Die Geschichte einer rumänischen Familie

Voller Stern Voller Stern Voller Stern Voller Stern Leerer Stern
tinstamp Avatar

Von

Ich war sehr gespannt auf Sabin Tambreas Buch "Vaterländer". Ich mag den Schauspieler sehr gerne und habe nicht nur die Ku'damm Reihe und Babylon Berlin, sondern auch seinen letzten Kinofilm "Die Herrichkeit des Lebens" gesehen, wo er Franz Kafka spielt. Interessant fand ich auch, dass "Vaterländer" bereits sein zweiter Roman ist. Den Vorgänger muss ich mir noch genauer ansehen..

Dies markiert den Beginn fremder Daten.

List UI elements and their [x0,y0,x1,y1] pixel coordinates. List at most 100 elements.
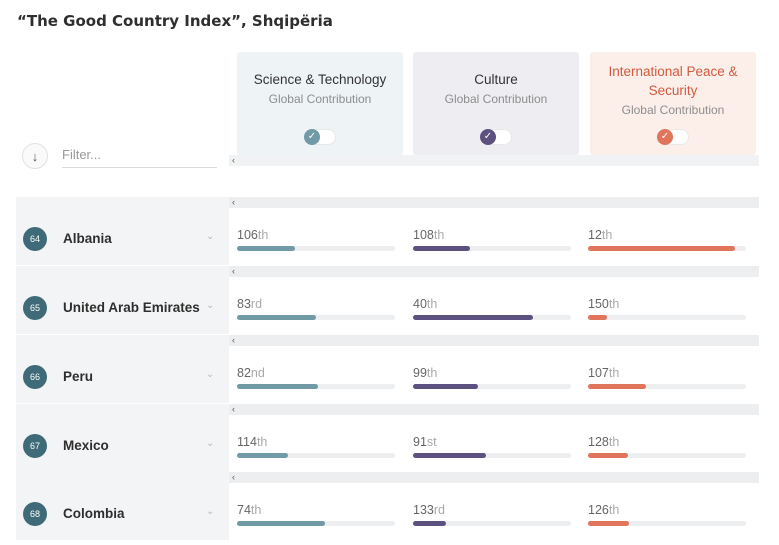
progress-track [588,246,746,251]
progress-track [413,384,571,389]
progress-fill [237,384,318,389]
chevron-down-icon[interactable]: ⌄ [206,438,215,449]
progress-fill [588,384,647,389]
rank-value: 133rd [413,503,571,517]
chevron-down-icon[interactable]: ⌄ [206,231,215,242]
country-name[interactable]: Colombia [63,506,125,521]
rank-suffix: th [608,366,620,380]
category-name: Culture [474,72,518,87]
category-toggle[interactable]: ✓ [304,129,336,145]
table-row[interactable]: 65 United Arab Emirates ⌄ ‹ 83rd 40th 150th [16,266,759,334]
page-title: “The Good Country Index”, Shqipëria [17,12,333,30]
progress-fill [413,384,478,389]
progress-fill [413,246,470,251]
progress-track [413,521,571,526]
progress-fill [237,315,316,320]
progress-track [237,521,395,526]
arrow-down-icon: ↓ [31,148,39,164]
rank-suffix: th [250,503,262,517]
rank-suffix: th [426,366,438,380]
table-row[interactable]: 66 Peru ⌄ ‹ 82nd 99th 107th [16,335,759,403]
header-scroll-left[interactable]: ‹ [229,155,759,166]
progress-fill [237,521,326,526]
progress-track [588,315,746,320]
progress-fill [588,246,735,251]
rank-suffix: th [256,435,268,449]
rank-value: 82nd [237,366,395,380]
row-values: 74th 133rd 126th [229,483,759,540]
category-header-2[interactable]: International Peace & Security Global Con… [590,52,756,155]
row-values: 82nd 99th 107th [229,346,759,403]
category-name: Science & Technology [253,72,387,87]
table-row[interactable]: 64 Albania ⌄ ‹ 106th 108th 12th [16,197,759,265]
category-toggle[interactable]: ✓ [480,129,512,145]
rank-value: 128th [588,435,746,449]
rank-value: 108th [413,228,571,242]
value-cell: 126th [588,503,746,526]
country-name[interactable]: United Arab Emirates [63,300,200,315]
rank-value: 74th [237,503,395,517]
filter-input[interactable] [62,141,217,168]
rank-suffix: th [608,503,620,517]
country-name[interactable]: Albania [63,231,112,246]
rank-badge: 66 [23,365,47,389]
rank-suffix: th [433,228,445,242]
rank-number: 128 [588,435,609,449]
progress-fill [413,453,486,458]
country-name[interactable]: Mexico [63,438,109,453]
check-icon: ✓ [480,129,496,145]
progress-track [237,246,395,251]
progress-track [237,453,395,458]
category-subtitle: Global Contribution [444,92,548,106]
chevron-down-icon[interactable]: ⌄ [206,300,215,311]
progress-fill [588,453,628,458]
chevron-down-icon[interactable]: ⌄ [206,369,215,380]
category-header-0[interactable]: Science & Technology Global Contribution ✓ [237,52,403,155]
value-cell: 133rd [413,503,571,526]
country-name[interactable]: Peru [63,369,94,384]
category-header-1[interactable]: Culture Global Contribution ✓ [413,52,579,155]
value-cell: 83rd [237,297,395,320]
category-toggle[interactable]: ✓ [657,129,689,145]
category-subtitle: Global Contribution [268,92,372,106]
rank-suffix: th [608,297,620,311]
value-cell: 128th [588,435,746,458]
rank-value: 114th [237,435,395,449]
category-subtitle: Global Contribution [621,103,725,117]
row-scroll-left[interactable]: ‹ [229,335,759,346]
table-row[interactable]: 67 Mexico ⌄ ‹ 114th 91st 128th [16,404,759,472]
value-cell: 91st [413,435,571,458]
row-scroll-left[interactable]: ‹ [229,404,759,415]
row-scroll-left[interactable]: ‹ [229,266,759,277]
progress-track [413,453,571,458]
rank-number: 40 [413,297,427,311]
rank-number: 107 [588,366,609,380]
rank-value: 106th [237,228,395,242]
value-cell: 82nd [237,366,395,389]
rank-suffix: rd [250,297,263,311]
chevron-down-icon[interactable]: ⌄ [206,506,215,517]
progress-fill [413,315,534,320]
row-values: 106th 108th 12th [229,208,759,265]
value-cell: 107th [588,366,746,389]
rank-value: 99th [413,366,571,380]
row-scroll-left[interactable]: ‹ [229,197,759,208]
rank-value: 40th [413,297,571,311]
value-cell: 114th [237,435,395,458]
rank-number: 99 [413,366,427,380]
progress-track [413,315,571,320]
progress-fill [588,315,607,320]
category-name: International Peace & Security [608,64,738,98]
value-cell: 74th [237,503,395,526]
rank-number: 106 [237,228,258,242]
rank-value: 12th [588,228,746,242]
rank-badge: 64 [23,227,47,251]
progress-track [588,453,746,458]
row-scroll-left[interactable]: ‹ [229,472,759,483]
rank-number: 74 [237,503,251,517]
value-cell: 40th [413,297,571,320]
value-cell: 12th [588,228,746,251]
table-row[interactable]: 68 Colombia ⌄ ‹ 74th 133rd 126th [16,472,759,540]
progress-fill [237,246,296,251]
sort-button[interactable]: ↓ [22,143,48,169]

Sein neuer Roman ist in drei Handlungsstränge aufgeteilt und wird aus unterschiedlichen Perspektiven erzählt.
Im ersten Teil begleiten wir den erst dreijährigen Sabin, wie er gemeinsam mit seiner Schwester Alina, genannt Ai und seiner Mutter Rodica im Zug von Rumänien nach Deutschland sitzt. Alle sind nervös, denn auf sie wartet ein neues Leben in Marl, wohin Sabins Vater Béla 1985 nach einer Konzertreise in Frankreich vor der Regierung Ceaușescus geflohen ist. Zwei lange Jahre musste der Rest der Familie warten, um zu ihm nach Deutschland ausreisen zu können. Es ist nicht einfach für die Familie im fremden Land Fuß zu fassen. Schließlich finden die Orchestermusiker in der Philharmonia Hungarica eine Stelle. Klein-Sabin bekommt neben seiner talentierten älteren Schwester ebenfalls Geigenunterricht. Mutter Rodica leidet trotzdem sehr an Heimweh. Trotz der Schwierigkeiten gelingt es den Tambreas mit den Großeltern in Verbindung zu bleiben. Nach dem Zerfall der Sowjetunionen und des Eisernen Vorhangs können sie die restliche Familie in den Sommerferien in der alten Heimat wieder besuchen.
Dieser Teil wird aus der Sicht des kleinen Sabin erzählt und hat mich sehr beeindruckt. Hineingeboren in eine Musikerfamilie fand er zur Violine keine wirkliche Liebe, sondern landete schließlich beim Theater.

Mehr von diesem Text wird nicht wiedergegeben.